If you’re hunting on public land, you may have to start your hunt early season. Know that foraging is permitted on most National Forest and State Park land, but is prohibited in National Parks. If you’re an avid shroomer, “of course it’s better to have a friend that owns some land and we’ll let you hunt,” says Nauman, “but that’s not always possible.”

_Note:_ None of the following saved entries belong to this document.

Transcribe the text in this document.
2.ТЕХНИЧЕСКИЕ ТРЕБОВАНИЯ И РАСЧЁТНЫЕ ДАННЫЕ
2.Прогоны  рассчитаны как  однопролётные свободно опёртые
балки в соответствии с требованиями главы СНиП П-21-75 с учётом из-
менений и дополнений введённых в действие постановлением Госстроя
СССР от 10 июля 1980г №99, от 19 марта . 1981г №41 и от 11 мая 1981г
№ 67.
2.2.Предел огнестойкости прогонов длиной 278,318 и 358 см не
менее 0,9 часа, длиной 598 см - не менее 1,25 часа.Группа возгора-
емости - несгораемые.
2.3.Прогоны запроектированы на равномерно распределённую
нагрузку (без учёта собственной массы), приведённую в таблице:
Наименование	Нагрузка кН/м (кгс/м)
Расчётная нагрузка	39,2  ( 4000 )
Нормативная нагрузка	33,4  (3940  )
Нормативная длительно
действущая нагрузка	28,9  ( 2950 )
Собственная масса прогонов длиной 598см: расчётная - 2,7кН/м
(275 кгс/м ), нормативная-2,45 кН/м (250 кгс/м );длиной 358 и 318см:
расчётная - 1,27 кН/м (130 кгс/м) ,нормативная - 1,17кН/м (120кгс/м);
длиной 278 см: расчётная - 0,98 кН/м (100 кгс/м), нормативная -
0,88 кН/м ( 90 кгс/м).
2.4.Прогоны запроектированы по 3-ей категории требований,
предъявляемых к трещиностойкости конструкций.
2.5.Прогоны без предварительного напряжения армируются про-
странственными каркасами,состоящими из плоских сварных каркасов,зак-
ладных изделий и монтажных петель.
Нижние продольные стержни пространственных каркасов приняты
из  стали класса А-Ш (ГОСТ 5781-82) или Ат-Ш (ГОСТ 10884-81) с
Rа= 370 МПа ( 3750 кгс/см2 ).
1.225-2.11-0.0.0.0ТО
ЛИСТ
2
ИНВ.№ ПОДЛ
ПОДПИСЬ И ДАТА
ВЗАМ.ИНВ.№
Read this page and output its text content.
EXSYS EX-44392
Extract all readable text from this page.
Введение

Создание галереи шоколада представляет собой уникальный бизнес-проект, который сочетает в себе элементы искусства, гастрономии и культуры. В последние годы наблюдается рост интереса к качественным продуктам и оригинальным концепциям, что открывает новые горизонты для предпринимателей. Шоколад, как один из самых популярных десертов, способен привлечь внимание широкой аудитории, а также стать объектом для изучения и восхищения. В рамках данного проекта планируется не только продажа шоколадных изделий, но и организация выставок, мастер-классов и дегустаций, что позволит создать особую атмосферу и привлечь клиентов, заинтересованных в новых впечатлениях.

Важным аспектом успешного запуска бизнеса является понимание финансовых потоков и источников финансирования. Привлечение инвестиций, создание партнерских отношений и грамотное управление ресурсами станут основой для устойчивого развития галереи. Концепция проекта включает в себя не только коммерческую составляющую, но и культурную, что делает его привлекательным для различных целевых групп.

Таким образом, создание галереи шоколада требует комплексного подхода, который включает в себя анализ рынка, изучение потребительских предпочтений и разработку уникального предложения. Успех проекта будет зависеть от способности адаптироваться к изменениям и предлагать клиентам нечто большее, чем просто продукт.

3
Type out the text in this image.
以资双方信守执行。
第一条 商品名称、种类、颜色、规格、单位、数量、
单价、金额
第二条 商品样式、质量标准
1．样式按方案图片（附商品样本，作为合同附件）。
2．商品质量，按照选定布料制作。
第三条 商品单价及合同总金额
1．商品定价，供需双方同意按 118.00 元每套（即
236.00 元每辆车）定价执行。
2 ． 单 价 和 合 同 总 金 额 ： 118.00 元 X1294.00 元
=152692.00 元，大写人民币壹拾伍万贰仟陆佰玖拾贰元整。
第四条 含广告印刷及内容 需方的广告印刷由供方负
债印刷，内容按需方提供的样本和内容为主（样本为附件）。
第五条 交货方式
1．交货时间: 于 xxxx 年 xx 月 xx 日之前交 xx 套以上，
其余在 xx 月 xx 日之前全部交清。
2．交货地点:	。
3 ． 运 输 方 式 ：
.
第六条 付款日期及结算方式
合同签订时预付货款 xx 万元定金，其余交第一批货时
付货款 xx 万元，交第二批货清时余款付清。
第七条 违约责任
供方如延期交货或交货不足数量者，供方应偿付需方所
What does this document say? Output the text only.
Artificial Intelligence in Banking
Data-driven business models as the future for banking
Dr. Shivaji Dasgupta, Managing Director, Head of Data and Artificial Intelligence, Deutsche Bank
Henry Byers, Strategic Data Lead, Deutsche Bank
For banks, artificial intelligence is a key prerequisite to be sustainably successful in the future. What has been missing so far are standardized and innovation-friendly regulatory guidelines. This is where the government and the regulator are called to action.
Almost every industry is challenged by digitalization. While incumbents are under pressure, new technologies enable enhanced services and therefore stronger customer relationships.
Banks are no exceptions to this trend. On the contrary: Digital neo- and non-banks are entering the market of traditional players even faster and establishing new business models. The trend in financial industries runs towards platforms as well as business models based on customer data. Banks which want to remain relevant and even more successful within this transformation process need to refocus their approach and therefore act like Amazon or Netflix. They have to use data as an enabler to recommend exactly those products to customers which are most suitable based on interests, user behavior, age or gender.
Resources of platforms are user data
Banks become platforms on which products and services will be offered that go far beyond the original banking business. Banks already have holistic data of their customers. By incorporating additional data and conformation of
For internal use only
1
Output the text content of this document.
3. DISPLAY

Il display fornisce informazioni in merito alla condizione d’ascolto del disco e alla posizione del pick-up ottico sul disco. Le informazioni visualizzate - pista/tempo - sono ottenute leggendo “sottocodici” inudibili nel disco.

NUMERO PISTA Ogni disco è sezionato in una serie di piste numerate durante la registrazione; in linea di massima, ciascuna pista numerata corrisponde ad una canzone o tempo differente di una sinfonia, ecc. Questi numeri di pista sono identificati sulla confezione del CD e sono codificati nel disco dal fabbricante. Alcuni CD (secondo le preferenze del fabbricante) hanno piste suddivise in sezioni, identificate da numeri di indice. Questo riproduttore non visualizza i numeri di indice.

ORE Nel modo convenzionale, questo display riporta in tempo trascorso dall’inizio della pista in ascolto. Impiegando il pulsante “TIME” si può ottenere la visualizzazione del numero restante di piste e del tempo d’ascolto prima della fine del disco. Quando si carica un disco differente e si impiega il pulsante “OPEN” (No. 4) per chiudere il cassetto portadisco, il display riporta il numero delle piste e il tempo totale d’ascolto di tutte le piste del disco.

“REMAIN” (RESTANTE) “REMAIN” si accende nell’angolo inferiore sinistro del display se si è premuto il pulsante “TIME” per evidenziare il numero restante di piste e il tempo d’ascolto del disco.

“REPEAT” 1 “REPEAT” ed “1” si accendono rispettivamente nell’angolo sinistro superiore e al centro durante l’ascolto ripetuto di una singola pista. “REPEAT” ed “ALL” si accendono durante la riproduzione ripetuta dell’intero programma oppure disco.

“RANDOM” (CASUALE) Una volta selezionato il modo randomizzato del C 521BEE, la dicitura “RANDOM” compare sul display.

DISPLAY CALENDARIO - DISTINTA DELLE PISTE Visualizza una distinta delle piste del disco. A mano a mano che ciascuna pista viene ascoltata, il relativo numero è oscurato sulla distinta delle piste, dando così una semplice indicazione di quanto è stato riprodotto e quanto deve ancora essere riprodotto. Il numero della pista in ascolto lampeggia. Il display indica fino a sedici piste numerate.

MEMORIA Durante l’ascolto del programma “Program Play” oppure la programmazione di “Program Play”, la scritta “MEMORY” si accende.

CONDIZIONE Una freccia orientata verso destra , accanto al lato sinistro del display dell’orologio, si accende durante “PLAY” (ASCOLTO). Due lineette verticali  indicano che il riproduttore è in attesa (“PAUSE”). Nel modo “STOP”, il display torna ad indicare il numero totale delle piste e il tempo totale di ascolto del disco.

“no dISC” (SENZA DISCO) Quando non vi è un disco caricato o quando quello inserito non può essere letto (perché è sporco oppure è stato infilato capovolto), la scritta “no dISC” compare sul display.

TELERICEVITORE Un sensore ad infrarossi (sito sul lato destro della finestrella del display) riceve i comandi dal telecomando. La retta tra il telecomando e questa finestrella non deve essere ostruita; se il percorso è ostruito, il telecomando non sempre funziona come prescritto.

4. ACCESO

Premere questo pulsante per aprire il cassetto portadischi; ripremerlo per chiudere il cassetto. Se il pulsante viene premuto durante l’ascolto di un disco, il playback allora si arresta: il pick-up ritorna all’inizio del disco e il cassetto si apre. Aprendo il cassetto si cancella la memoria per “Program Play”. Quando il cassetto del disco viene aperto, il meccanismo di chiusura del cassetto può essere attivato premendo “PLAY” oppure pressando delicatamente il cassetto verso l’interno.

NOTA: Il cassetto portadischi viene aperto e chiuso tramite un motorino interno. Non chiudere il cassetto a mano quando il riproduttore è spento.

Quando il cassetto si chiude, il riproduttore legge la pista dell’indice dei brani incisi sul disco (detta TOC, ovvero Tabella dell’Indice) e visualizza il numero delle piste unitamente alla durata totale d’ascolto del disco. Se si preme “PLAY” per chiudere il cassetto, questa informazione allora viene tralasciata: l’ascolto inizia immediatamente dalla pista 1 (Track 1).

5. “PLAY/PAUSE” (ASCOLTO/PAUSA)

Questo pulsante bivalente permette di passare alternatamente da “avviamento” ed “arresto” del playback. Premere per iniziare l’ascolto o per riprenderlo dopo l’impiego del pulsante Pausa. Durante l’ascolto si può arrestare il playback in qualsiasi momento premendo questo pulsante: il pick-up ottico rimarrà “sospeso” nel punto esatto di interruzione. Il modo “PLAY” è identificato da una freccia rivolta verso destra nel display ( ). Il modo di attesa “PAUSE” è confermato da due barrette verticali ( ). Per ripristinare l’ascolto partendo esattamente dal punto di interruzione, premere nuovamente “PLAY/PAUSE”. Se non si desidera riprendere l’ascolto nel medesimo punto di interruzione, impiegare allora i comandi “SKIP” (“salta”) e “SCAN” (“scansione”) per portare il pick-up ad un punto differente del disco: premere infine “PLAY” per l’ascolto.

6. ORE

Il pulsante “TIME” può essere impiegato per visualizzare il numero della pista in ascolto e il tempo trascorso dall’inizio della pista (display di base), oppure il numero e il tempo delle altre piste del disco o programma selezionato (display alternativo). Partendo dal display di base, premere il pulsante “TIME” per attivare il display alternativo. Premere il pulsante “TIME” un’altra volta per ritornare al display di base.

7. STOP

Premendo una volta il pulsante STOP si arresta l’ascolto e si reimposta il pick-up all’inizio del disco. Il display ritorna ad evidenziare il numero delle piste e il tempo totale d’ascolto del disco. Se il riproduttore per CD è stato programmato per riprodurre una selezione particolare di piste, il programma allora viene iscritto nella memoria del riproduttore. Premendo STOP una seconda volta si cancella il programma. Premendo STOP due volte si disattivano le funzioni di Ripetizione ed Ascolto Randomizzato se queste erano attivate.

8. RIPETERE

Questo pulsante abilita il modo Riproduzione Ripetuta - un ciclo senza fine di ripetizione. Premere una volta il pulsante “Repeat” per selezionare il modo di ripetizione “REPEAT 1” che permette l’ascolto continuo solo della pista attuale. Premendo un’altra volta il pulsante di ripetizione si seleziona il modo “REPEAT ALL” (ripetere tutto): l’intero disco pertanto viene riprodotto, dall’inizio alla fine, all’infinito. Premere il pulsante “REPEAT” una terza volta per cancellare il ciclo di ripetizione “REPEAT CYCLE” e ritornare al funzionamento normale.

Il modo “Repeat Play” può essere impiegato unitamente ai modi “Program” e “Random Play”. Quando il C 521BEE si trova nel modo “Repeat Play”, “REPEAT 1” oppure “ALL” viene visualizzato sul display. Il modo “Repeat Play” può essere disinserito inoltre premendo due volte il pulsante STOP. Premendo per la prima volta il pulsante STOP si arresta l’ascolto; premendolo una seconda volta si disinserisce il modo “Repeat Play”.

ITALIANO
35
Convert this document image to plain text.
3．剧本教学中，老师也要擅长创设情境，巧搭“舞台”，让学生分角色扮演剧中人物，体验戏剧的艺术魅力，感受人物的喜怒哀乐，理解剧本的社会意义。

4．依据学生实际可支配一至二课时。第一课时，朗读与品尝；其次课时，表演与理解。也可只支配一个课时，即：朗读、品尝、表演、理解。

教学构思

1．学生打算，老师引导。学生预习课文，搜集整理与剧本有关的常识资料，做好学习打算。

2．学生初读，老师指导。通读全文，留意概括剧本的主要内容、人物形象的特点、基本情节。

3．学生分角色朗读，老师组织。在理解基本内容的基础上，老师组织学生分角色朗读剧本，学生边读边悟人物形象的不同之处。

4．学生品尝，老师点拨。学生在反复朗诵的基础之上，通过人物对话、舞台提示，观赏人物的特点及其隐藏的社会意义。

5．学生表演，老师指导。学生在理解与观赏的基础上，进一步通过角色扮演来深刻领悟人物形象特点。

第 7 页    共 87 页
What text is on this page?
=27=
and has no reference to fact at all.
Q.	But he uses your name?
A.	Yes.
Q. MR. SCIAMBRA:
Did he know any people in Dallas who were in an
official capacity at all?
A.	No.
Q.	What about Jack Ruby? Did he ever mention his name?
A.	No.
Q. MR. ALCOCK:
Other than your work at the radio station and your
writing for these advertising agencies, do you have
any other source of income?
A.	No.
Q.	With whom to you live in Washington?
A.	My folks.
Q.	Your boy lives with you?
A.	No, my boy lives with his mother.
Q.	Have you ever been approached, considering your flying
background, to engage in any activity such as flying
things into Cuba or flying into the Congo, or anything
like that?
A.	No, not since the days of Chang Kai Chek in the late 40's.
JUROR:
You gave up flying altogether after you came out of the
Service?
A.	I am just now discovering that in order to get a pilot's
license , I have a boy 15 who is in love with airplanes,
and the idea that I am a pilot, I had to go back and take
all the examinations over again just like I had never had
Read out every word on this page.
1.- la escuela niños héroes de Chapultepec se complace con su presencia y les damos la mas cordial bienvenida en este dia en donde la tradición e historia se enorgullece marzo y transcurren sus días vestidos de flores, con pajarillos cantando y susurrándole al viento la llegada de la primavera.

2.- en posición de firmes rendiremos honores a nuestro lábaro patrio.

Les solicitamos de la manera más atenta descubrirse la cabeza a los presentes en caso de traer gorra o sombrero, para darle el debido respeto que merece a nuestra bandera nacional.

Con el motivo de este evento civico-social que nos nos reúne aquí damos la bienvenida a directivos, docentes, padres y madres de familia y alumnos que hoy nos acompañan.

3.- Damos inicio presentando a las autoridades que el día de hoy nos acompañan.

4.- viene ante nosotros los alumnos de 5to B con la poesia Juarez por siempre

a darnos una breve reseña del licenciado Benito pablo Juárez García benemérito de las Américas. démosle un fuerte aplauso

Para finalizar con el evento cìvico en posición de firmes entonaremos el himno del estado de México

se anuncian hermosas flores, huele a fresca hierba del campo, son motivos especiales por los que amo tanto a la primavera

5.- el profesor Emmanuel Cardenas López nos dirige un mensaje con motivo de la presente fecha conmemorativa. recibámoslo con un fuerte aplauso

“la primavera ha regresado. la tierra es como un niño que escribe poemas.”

Foraging Gear, Tips And Etiquette
The number one rule when hunting for any type of mushroom is to stay patient. As good as morels taste, the thrill of the hunt is what keeps so many shroomers coming back each spring, so finding them should be as enjoyable as eating them. “It’s like an adult Easter egg hunt,” says Nauman. Here’s what he says you’ll need:
- Long, tough pants and preferably a long, loose fitting shirt because you’ll be trudging through woods and briars, as well as potentially tick-infested areas
- Tough hiking boots
- A hiking stick to move leaves and brush out of the way
- Compass or GPS
- Field guide, and/or a knowledgeable partner
- Mesh bag or basket, rather than an enclosed bag that will cause spoilage.
When you’re hunting, it’s common etiquette to not pick away every single mushroom you find. This way, the mushrooms left behind can drop spores and ensure that there are more shrooms to come the next year. Using a mesh bag or open basket will also increase the chances of mushrooms dropping and spreading spores. Nauman says that some people will dig up the whole root of the morel, but he says that cutting them at the base of the stem will save you a lot of cleaning later.
Eating And Selling Morels
Morel hunting can be a fun and lucrative way to pad your wallet each spring — Nauman has seen morels go for $10 to $320 a pound — but each state has its own rules for selling wildly harvested goods. In Indiana, Iowa and Missouri, any wild mushroom that’s sold has to be inspected and certified by the state. In Illinois, it’s actually illegal to sell foraged mushrooms. So, check with your state so you don’t accidentally put illegal goods onto the black market.
Nauman says he likes to keep his morel dishes simple: lightly fried with a little butter. He and his wife Vicky, another morel maniac, like to dehydrate some of their stash to keep for soups on Christmas dinner.